Elvis looks like he’s gained weight in this one—kinda puffy around the face. Nevertheless, his womanizing game is strong. Pretty sure he kisses every single woman on screen in this one. No brawling for once, but he does get to say some terrifying things. He’s at his best when threatening Cynthia, saying he’s going to “paddle that bottom until it’s as red as that jalopy you’re driving.” He also childishly bullies her later on by imitating her voice but in a shitty tone, and telling her she’s what’s wrong with America. This, of course, after his admitting that all he wants to do is never achieve anything, race cars, and bang women. (A 31-year-old man’s hopes and dreams, ladies and gentlemen.)
All in all, I can’t believe Theodore J. Flicker co-wrote this—definitely one you’d want to keep off your resume.

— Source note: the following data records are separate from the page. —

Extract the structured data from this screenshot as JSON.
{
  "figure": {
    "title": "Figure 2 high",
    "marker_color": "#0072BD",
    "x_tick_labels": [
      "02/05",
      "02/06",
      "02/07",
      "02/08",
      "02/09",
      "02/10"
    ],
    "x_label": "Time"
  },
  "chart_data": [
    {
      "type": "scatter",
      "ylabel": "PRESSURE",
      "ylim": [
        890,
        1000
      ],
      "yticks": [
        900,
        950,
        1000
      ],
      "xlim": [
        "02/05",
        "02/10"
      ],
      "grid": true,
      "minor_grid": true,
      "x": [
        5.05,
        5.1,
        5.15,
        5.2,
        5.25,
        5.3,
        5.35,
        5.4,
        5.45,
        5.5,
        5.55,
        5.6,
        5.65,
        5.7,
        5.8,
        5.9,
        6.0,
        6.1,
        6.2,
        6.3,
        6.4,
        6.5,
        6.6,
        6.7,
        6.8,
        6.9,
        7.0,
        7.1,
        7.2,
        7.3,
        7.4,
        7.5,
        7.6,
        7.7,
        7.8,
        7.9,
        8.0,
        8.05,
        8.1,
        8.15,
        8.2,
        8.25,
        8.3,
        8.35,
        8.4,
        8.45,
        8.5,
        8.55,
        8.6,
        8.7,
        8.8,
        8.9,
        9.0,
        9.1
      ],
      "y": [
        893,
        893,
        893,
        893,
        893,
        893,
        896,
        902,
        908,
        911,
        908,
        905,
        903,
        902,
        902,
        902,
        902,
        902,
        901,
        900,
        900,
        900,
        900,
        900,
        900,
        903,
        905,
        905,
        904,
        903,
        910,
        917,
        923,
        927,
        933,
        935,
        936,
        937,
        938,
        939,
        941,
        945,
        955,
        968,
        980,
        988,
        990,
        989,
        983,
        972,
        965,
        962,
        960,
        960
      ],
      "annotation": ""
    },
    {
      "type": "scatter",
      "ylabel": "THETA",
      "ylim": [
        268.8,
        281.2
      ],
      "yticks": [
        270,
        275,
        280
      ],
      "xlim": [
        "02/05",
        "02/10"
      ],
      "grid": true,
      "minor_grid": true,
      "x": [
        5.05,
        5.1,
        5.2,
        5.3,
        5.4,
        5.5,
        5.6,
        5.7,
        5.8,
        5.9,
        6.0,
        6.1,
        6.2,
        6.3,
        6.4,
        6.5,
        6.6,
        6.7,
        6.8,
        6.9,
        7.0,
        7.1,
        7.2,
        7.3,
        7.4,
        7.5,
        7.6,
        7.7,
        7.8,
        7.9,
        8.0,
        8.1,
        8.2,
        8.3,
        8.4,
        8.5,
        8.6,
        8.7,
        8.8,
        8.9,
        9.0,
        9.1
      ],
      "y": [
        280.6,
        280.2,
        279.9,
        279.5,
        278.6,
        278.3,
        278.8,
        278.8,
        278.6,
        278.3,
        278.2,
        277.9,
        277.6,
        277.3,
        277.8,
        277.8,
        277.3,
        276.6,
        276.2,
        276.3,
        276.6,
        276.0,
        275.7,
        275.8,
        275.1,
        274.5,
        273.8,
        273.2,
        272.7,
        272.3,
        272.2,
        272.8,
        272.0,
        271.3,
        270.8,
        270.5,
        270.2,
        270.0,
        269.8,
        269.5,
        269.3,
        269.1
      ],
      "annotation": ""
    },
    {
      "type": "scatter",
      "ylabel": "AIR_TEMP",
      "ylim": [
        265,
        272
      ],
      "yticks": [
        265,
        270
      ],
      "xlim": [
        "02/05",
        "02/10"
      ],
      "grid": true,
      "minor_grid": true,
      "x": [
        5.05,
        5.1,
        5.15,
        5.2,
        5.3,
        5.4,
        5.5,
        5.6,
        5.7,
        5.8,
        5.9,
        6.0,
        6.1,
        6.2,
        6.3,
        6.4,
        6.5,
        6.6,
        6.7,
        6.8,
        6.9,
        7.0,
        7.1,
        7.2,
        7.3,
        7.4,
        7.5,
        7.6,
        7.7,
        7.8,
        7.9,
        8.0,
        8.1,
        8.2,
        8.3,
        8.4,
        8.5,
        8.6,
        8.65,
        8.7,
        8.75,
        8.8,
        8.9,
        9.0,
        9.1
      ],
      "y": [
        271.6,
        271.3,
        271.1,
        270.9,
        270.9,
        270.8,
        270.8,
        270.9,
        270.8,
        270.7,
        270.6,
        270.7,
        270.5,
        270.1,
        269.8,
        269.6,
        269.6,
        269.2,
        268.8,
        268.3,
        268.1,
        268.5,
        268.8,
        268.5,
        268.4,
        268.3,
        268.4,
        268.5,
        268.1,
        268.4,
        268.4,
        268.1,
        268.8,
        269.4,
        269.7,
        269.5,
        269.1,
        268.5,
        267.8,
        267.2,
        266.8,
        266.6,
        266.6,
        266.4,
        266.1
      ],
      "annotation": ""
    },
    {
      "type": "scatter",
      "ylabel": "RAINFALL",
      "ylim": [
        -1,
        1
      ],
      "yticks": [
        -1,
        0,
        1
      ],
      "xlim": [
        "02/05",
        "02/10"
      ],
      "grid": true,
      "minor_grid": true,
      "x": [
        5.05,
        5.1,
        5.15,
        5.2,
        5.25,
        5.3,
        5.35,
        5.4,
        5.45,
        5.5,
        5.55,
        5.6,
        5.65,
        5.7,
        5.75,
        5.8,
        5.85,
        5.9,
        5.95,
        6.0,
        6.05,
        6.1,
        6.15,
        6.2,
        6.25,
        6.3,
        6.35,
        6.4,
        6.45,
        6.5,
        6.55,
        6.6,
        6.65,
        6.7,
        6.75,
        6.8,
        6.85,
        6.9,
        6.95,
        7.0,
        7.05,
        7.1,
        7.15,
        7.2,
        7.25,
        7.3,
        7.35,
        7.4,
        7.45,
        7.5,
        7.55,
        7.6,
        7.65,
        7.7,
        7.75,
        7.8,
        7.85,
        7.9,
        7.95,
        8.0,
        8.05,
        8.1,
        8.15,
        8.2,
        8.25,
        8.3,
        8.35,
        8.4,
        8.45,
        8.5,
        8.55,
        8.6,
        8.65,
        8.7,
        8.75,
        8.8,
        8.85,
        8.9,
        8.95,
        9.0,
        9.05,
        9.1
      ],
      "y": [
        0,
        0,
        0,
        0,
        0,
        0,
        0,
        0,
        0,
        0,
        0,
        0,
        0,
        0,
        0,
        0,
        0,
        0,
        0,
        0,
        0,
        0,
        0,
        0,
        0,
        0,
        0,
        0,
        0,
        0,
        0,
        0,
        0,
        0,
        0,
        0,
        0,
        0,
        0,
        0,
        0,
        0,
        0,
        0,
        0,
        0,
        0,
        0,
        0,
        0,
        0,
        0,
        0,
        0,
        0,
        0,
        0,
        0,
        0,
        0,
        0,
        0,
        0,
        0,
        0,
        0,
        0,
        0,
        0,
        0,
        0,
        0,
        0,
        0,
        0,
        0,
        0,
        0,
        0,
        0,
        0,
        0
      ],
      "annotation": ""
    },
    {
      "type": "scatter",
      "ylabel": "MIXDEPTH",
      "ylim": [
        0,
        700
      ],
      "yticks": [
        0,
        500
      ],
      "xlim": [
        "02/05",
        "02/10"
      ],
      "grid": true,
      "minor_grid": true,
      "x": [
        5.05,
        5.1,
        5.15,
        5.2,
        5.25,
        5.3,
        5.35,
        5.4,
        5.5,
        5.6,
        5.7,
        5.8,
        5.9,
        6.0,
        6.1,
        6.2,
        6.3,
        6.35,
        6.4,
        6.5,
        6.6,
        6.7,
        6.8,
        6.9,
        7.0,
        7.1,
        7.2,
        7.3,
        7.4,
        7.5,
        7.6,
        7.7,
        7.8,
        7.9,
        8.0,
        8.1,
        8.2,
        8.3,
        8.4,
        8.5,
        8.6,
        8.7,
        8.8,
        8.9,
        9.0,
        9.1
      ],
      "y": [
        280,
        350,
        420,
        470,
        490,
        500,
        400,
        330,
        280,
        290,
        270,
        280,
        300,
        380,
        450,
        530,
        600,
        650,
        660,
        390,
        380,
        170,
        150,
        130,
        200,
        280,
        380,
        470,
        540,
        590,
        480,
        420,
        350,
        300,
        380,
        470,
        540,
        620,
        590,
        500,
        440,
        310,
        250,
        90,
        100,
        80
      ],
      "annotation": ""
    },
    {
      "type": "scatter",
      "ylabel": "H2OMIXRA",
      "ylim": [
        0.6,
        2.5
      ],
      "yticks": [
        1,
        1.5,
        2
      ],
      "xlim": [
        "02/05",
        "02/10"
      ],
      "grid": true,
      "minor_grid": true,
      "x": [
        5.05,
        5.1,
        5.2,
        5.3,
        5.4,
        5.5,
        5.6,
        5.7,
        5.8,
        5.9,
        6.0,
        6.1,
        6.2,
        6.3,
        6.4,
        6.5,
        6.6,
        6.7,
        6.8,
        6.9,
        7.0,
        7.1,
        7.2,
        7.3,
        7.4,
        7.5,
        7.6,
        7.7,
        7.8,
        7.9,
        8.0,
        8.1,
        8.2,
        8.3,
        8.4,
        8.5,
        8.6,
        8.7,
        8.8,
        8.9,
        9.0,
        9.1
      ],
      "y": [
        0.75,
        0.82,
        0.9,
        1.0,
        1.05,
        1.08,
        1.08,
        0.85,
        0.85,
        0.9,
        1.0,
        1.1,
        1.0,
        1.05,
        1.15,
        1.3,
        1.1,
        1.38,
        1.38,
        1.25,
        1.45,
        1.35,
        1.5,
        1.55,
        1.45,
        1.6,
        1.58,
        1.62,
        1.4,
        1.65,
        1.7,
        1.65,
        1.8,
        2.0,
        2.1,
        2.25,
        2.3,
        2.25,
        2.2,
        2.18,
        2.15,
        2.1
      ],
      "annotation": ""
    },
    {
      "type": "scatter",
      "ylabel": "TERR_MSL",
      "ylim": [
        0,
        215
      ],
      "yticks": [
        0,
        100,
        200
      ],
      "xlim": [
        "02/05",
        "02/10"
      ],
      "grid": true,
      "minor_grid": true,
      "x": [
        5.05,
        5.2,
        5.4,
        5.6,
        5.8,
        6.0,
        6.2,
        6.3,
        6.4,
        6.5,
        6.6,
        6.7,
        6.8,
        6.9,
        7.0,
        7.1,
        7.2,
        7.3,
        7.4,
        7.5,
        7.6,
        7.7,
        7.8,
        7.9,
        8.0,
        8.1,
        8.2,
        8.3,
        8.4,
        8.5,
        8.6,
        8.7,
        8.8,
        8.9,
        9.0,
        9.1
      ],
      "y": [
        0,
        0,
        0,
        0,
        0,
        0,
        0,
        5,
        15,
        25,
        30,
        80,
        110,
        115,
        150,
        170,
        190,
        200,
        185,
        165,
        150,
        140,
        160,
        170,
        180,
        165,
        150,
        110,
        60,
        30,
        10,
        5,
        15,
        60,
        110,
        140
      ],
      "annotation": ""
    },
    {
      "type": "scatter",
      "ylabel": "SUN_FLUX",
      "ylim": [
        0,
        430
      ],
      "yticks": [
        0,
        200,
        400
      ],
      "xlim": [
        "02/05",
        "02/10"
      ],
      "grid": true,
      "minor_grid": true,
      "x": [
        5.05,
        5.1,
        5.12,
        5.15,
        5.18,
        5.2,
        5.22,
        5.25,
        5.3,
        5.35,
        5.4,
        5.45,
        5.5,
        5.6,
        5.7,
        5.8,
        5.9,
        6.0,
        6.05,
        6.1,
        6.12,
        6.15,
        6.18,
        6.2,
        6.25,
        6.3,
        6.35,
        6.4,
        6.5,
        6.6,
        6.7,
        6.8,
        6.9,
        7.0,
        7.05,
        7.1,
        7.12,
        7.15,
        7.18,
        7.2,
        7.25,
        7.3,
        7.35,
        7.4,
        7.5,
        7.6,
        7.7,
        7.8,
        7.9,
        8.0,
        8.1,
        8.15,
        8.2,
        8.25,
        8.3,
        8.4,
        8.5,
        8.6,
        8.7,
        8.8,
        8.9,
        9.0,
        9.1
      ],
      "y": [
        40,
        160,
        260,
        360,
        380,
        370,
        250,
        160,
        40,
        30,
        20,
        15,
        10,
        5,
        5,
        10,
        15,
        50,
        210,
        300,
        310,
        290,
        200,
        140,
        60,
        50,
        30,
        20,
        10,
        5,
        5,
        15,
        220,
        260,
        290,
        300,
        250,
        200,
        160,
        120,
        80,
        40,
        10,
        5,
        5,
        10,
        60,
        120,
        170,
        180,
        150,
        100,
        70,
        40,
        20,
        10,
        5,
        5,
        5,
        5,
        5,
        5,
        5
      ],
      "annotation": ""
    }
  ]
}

But, if you want to see some 60’s-tastic outfits, and Elvis surrounded by bikini-clad women at pool parties doing The Jerk, you won’t be disappointed.
Best Song: The music starts out strong but goes downhill, unfortunately. My favorite song was “Adam and Evil,” mostly because I like songs that use the word “evil” in them. But do check out the ‘60s ridiculousness of the title track, “Spinout,” while you’re at it.